5. Stay within your budget by buying less, not by going cheaper to pile on the extras. Unless it comes without them, you only need to get a memory card and batteries... okay, and maybe an extra lens cloth. But now is not the time to get a special case, protective UV filters, extra batteries, sensor cleaning squeegees, a remote, lens cleaning fluid, etc. Anyone to whom you give a camera will consider these things later, if they really want them, but more than likely they'll never use them if you buy them now. Protective filters are pretty much de rigeur at the check-out, because apparently we're all terribly likely to grind the lens to sand with paper towels or drop it on concrete. The store is appealing to your instinct for adding value and protecting your investment, but don't let anyone make that decision for you in the store. Reflect on it at home, in bed, or at breakfast the next day. Then reflect again, and then reflect some more. And if you still need that UV filter because your heart is set on it, keep in mind anything over $15 is overkill unless you're a professional (and then overkill is what you get paid for).

6. Store Warranties will suck your soul dry. Just when you're a heap of rotting fish bones, you're inevitably going to be asked to protect the purchase for 2 to 5 years against any accidents, defects, blah, blah, blah, all for a small additional sum that would feed my family in Canada for a month. Maybe you believe in karma and that if you turn down this amazing offer, you'll break the camera next week. It's my opinion that for the thirty seconds you have to listen to this store spiel, change your faith to fatalism and trust that if you break the camera it was meant to happen and you won't change the future. Then say "no thanks," and go back to whatever faith or lack of faith you have. The camera already has a good enough warranty to protect you from defects. Your homeowner or apartment renters insurance should have a deductible for theft. And the world is a worse off place because people consider objects disposable or easily replaced, so just try to take care of your purchase the old-fashioned way and take responsibility if it's damaged. A third-world child will give you a hug one day, I promise.

7. Get a gift receipt and don't buy anything you can't exchange or return for at least 14 days. I really hope you don't go shopping at the last minute and buy something you can't return. You're practically begging for trouble if you do. End of the year sales are coming up and this is the perfect chance for them to force you to reconsider extra warranty insurance, "because you'll never be able to return this camera." If you find yourself trusting their warped logic, it's too late for you. You drank the Kool-Aid. But if you have any self-respect left, sit on your money a little while longer until you can fully acknowledge the risk you're taking. The first thing you'll need to try if you bought a lemon is to exchange it at the store for another camera. Afterwards, the camera's own warranty will cover any defects. So is it worth the no-return risk and added warranty expense? Not likely. Nor do you want to be the victim of an oxymoron tactic to get you buying something on sale yet spending more than you intended.

Feel free to pass this post along to anyone you think is about to get preyed on during the holidays, especially if you think they're going to shop for you.
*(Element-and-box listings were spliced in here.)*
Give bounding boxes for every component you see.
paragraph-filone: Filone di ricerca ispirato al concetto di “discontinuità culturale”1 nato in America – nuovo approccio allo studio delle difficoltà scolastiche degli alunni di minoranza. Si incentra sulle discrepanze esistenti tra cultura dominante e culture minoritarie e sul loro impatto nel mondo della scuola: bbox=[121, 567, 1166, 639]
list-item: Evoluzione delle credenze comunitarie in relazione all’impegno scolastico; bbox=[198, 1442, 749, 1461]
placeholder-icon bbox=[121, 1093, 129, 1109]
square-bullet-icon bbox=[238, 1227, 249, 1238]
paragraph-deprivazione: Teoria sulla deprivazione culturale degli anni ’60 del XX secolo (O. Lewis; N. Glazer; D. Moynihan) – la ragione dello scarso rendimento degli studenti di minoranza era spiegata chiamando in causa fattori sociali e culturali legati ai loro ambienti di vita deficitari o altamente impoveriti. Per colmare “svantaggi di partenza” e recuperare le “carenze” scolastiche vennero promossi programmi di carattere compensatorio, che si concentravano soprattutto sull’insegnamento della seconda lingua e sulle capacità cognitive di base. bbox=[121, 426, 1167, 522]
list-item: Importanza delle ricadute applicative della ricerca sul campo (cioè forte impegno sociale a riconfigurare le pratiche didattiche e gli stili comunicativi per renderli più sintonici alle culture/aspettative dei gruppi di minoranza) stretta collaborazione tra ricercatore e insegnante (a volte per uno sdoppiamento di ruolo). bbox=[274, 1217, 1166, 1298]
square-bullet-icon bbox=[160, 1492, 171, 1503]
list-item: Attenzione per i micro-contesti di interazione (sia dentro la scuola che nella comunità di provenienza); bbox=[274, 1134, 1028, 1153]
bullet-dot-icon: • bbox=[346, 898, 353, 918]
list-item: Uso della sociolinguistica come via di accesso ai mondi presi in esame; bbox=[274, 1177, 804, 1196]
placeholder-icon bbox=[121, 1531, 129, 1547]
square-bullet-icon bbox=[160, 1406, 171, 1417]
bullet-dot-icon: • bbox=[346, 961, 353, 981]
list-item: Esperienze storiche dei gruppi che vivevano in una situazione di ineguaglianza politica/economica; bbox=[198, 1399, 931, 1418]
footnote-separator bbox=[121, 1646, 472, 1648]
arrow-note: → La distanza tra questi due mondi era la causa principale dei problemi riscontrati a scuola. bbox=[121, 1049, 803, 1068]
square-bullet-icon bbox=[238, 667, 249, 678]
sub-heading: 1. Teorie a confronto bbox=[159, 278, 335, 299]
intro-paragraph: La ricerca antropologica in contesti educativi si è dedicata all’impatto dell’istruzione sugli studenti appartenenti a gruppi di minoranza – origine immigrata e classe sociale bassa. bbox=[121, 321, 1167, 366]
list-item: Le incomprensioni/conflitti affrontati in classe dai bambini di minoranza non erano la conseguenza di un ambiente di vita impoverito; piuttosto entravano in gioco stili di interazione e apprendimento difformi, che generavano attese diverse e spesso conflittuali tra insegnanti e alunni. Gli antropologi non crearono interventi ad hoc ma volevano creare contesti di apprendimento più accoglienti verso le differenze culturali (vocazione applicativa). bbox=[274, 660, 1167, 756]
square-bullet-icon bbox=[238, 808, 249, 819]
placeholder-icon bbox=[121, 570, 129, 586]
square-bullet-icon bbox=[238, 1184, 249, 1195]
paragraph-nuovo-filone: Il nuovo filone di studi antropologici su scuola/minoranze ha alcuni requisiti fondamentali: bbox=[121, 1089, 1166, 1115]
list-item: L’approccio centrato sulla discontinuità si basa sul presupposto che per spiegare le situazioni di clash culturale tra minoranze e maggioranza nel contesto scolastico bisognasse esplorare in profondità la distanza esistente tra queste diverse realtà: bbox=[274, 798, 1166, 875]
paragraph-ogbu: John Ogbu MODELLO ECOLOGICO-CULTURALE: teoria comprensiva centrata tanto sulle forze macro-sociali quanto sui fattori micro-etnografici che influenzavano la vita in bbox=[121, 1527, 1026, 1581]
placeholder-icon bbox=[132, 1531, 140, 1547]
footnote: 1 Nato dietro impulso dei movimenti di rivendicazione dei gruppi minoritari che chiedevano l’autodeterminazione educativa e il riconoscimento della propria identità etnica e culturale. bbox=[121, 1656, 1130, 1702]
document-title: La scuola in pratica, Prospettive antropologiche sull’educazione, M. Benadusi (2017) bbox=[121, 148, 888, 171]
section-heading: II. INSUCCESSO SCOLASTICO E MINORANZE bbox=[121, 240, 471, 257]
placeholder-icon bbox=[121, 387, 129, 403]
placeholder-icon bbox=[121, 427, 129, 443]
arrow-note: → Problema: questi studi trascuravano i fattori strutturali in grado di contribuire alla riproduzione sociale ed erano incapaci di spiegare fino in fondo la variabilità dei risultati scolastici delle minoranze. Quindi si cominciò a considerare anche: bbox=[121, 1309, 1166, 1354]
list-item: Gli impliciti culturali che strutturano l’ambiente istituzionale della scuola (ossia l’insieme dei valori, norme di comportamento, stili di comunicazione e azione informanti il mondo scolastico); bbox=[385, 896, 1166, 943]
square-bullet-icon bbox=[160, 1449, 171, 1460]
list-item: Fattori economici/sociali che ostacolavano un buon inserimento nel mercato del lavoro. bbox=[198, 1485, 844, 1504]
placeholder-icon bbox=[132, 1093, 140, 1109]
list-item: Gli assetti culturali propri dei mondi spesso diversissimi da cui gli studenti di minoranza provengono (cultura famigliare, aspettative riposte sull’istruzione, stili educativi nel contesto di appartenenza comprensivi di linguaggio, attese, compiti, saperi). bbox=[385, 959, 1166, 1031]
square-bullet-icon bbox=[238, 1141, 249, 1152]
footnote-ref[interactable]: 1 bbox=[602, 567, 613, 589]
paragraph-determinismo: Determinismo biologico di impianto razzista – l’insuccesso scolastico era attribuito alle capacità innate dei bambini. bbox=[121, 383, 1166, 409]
Anyhow, I'll try to re-write this and update it as I get a chance. But if this helps just one person to avoid splurging on a mistake, I'll be perfectly content.

2 comments:

Dr Hiding Pup said...

I was in my local camera shop yesterday, looking for a mini-Lenspen as a stoking-filler for a bridge camera owning friend. An elderly couple walks into the store, looking for a case for a Canon Ixus SD500 or some such. Rob, the assistant manager, points them at a little Lowepro bag on the shelf, and also mentions that Canon make their own little leather cases too.

"Which one's better?" the elderly gentleman asks.

"You mustn't ask me, because it's just my job to sell you things." replies Rob. "Ask that chap, there," he adds, helpfully, pointing to me, "He doesn't work here."

Needless to say, he's worked there seven years without a promotion. That said, everyone assumes he is the manager...

okto said...

That is awesome. I love people like Rob.